TorroFerney · 17/11/2025 15:00

labubu22 · 17/11/2025 11:13

@DelphiniumBlue they’re in their 60s

To be slightly harsh (but honest) you are generating the guilty feeling yourself, it doesn’t mean you should feel guilty. Feeling guilty won’t hurt you, they don’t want to come to yours you don’t want to go to theirs. You are both doing what makes you happy. Unless you think their needs trump yours, in which case - they don’t I can assure you and you probably need to unpack why you think that.

noidea69 · 17/11/2025 15:06

Is this issue really that you worried about them being "alone" or is it that you will be seeing DH's parents and not yours.

Does really seem like they want to spend xmas day with you, so dont think you have anything to feel guilty about.

Zempy · 17/11/2025 16:02

Why are you feeling guilty? They don’t want to come.

pizzaHeart · 17/11/2025 16:22

NomoneyNoprospects · 17/11/2025 12:45

Sounds like they're looking forward to a nice quiet Christmas in their new place after all the stress of a house move.

You've invited them, they've politely declined. No need to feel guilty.

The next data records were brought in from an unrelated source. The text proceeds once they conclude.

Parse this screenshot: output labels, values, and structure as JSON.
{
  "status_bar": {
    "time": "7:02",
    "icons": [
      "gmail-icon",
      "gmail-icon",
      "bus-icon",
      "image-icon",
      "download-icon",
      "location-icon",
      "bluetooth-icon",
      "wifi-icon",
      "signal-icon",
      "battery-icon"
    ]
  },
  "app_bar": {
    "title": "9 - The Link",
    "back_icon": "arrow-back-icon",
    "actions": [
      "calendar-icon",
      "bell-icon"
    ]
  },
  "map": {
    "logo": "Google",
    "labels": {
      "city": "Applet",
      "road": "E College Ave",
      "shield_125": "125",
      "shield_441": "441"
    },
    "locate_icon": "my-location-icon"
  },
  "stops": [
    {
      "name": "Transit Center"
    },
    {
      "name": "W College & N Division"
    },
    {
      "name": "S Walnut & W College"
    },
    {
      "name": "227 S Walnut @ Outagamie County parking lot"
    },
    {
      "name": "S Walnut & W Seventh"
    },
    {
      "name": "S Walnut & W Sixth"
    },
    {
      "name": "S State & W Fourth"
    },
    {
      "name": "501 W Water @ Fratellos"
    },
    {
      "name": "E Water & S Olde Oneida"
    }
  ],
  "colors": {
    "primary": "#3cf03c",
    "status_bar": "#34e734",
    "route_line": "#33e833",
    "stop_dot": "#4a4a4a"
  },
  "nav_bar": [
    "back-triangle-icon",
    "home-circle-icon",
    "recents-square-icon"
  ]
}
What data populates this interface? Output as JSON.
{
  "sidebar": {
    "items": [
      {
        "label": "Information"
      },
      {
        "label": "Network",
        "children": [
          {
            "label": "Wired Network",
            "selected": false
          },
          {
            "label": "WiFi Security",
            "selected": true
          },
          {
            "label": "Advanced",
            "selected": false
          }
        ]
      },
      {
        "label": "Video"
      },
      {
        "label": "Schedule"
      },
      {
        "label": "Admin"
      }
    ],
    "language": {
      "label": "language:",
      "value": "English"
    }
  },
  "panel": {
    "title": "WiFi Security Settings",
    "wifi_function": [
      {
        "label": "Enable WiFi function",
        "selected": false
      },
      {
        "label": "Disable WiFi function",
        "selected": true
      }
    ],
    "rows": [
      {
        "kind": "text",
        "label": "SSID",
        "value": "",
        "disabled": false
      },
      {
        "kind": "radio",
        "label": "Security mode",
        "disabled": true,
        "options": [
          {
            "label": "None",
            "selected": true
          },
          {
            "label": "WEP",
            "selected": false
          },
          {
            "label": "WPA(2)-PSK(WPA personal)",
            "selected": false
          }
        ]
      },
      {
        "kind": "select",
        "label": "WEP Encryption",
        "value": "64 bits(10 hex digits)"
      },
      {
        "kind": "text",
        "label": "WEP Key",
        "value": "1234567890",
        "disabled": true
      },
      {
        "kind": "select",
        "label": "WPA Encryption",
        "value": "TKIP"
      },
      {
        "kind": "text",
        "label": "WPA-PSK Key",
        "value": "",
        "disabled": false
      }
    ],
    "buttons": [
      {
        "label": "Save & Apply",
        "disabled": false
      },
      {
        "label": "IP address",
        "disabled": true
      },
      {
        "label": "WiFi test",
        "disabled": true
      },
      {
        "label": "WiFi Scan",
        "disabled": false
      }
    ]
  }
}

My parents hosted Xmas every single year for decades, four kids plus elderly parents plus various other people. Then one year all the kids were off travelling or with partners, and it was just the two of them. They still talk about that xmas and how bloody lovely and peaceful it was!

This ^
don't feel guilty you offered them any possible help if it’s needed. Enjoy your full of toys Christmas.